Try flavored coffees and different brew styles
If you're struggling with the change, maybe you're just not drinking the right coffee.
Coffee is a lot like wine... it carries a lot of complexity in the form of subtle notes, flavors, and aromas. Coffees from different kinds of beans, grown in different regions, can be vastly different.
Maybe put aside the Maxwell House and try some different stuff. Try french vanilla roasts, hazelnut roasts. Try dark roasts, French press, light roasts, and breakfast blends. Try fruity roasts. Try creamy roasts.
Just keep experimenting and don't assume that the same coffee you loved with milk and sugar will also be your favorite for drinking black.
Try fresh-grinding your own beans
Experts say that freshness plays a huge role in the drinkability of your coffee. If you find that prepackaged grounds just aren't doing it for you, consider buying some high quality beans and grinding them yourself right before you're ready to brew.
That kind of next-level freshness can help bring out some really fantastic flavors and help you enjoy the experience more.
The best black coffee for beginners
I just got done telling you how you should experiment with the literally endless varieties of coffees, brew styles, and flavored roasts, so it's hard to recommend the best coffee brands for drinking black.
But if you're a complete newbie and just want to start somewhere, at least work your way through most of what you'll find at the local grocery before moving on to specialty beans and local-only brews.
Here are some of the best options:
Starbucks is a known quantity, and this blend is perfect for beginners. (You may have been drinking coffee for a long time, but if you're not accustomed to its true natural flavors, you're a beginner!)
Veranda is light and smooth, with flavors of cocoa and nuts.
This is actually my personal favorite and what I drink most mornings.
Donut Shop coffee is extremely popular, for a reason, and it's reasonably priced. Their original blend has a perfect middle ground flavor (not too bold, not too light and tangy) for new coffee drinkers.
It's also known for being smooth and a little on the naturally sweet side, which makes it perfect for anyone who's just getting into black coffee.

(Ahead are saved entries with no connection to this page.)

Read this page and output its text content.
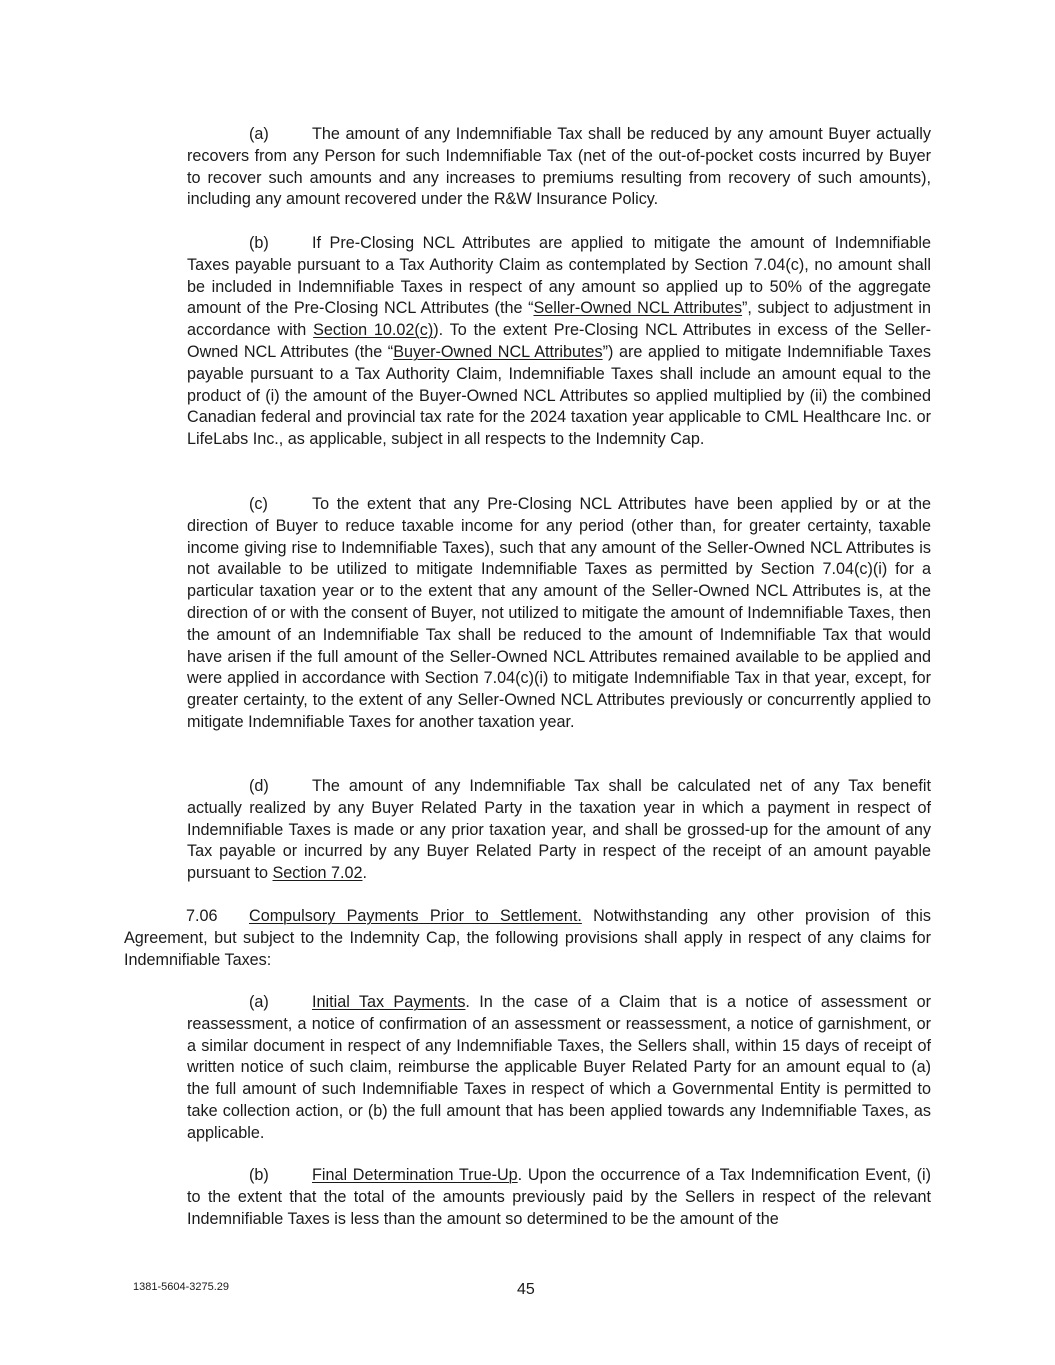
(a)	The amount of any Indemnifiable Tax shall be reduced by any amount Buyer actually recovers from any Person for such Indemnifiable Tax (net of the out-of-pocket costs incurred by Buyer to recover such amounts and any increases to premiums resulting from recovery of such amounts), including any amount recovered under the R&W Insurance Policy.

(b)	If Pre-Closing NCL Attributes are applied to mitigate the amount of Indemnifiable Taxes payable pursuant to a Tax Authority Claim as contemplated by Section 7.04(c), no amount shall be included in Indemnifiable Taxes in respect of any amount so applied up to 50% of the aggregate amount of the Pre-Closing NCL Attributes (the “Seller-Owned NCL Attributes”, subject to adjustment in accordance with Section 10.02(c)). To the extent Pre-Closing NCL Attributes in excess of the Seller-Owned NCL Attributes (the “Buyer-Owned NCL Attributes”) are applied to mitigate Indemnifiable Taxes payable pursuant to a Tax Authority Claim, Indemnifiable Taxes shall include an amount equal to the product of (i) the amount of the Buyer-Owned NCL Attributes so applied multiplied by (ii) the combined Canadian federal and provincial tax rate for the 2024 taxation year applicable to CML Healthcare Inc. or LifeLabs Inc., as applicable, subject in all respects to the Indemnity Cap.

(c)	To the extent that any Pre-Closing NCL Attributes have been applied by or at the direction of Buyer to reduce taxable income for any period (other than, for greater certainty, taxable income giving rise to Indemnifiable Taxes), such that any amount of the Seller-Owned NCL Attributes is not available to be utilized to mitigate Indemnifiable Taxes as permitted by Section 7.04(c)(i) for a particular taxation year or to the extent that any amount of the Seller-Owned NCL Attributes is, at the direction of or with the consent of Buyer, not utilized to mitigate the amount of Indemnifiable Taxes, then the amount of an Indemnifiable Tax shall be reduced to the amount of Indemnifiable Tax that would have arisen if the full amount of the Seller-Owned NCL Attributes remained available to be applied and were applied in accordance with Section 7.04(c)(i) to mitigate Indemnifiable Tax in that year, except, for greater certainty, to the extent of any Seller-Owned NCL Attributes previously or concurrently applied to mitigate Indemnifiable Taxes for another taxation year.

(d)	The amount of any Indemnifiable Tax shall be calculated net of any Tax benefit actually realized by any Buyer Related Party in the taxation year in which a payment in respect of Indemnifiable Taxes is made or any prior taxation year, and shall be grossed-up for the amount of any Tax payable or incurred by any Buyer Related Party in respect of the receipt of an amount payable pursuant to Section 7.02.

7.06 Compulsory Payments Prior to Settlement. Notwithstanding any other provision of this Agreement, but subject to the Indemnity Cap, the following provisions shall apply in respect of any claims for Indemnifiable Taxes:

(a)	Initial Tax Payments. In the case of a Claim that is a notice of assessment or reassessment, a notice of confirmation of an assessment or reassessment, a notice of garnishment, or a similar document in respect of any Indemnifiable Taxes, the Sellers shall, within 15 days of receipt of written notice of such claim, reimburse the applicable Buyer Related Party for an amount equal to (a) the full amount of such Indemnifiable Taxes in respect of which a Governmental Entity is permitted to take collection action, or (b) the full amount that has been applied towards any Indemnifiable Taxes, as applicable.

(b)	Final Determination True-Up. Upon the occurrence of a Tax Indemnification Event, (i) to the extent that the total of the amounts previously paid by the Sellers in respect of the relevant Indemnifiable Taxes is less than the amount so determined to be the amount of the

1381-5604-3275.29	45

If you're looking for something a little bolder, try Peets French Roast.
It's a darker brew of very high quality, but shouldn't taste too bitter or be too difficult to drink. People describe it as rich and full-bodied.
Peets should be a great fit if you've found the other beginner coffees on this list don't have quite enough pop for your taste buds.
What to do if you just really, really don't like black coffee (or how to sweeten black coffee without sugar)
If you've tried everything and you just can't get into doing this every morning, you have a couple of options.
You can sweeten your coffee with a variety of things that may add fewer calories overall than real milk and sugar, including:
- Artificial sweeteners (Stevia, Sweet n' Low, etc.)
- Sugar free coffee creamer
- Coconut milk or cream
There are lots of things you can try in your coffee to make it more tolerable while bringing the calories down. (You could even just get yourself used to a very small splash of milk and a hint of sugar, without going totally black.)
If that doesn't work, try tea! Breakfast teas can be really delicious and you may find them a better low-calorie option for your palette.
The benefits of dropping milk, sugar, and creamer from your coffee are vast. Namely, it's a terrific way to cut calories from your diet and make progress toward your overall weight loss goals.
Transitioning to black coffee isn't necessarily easy, but there is a lot of great flavor and complexity to be enjoyed once you get there. Don't think of it as a sacrifice, but instead as a chance to start getting to know coffee the way you would fine wine.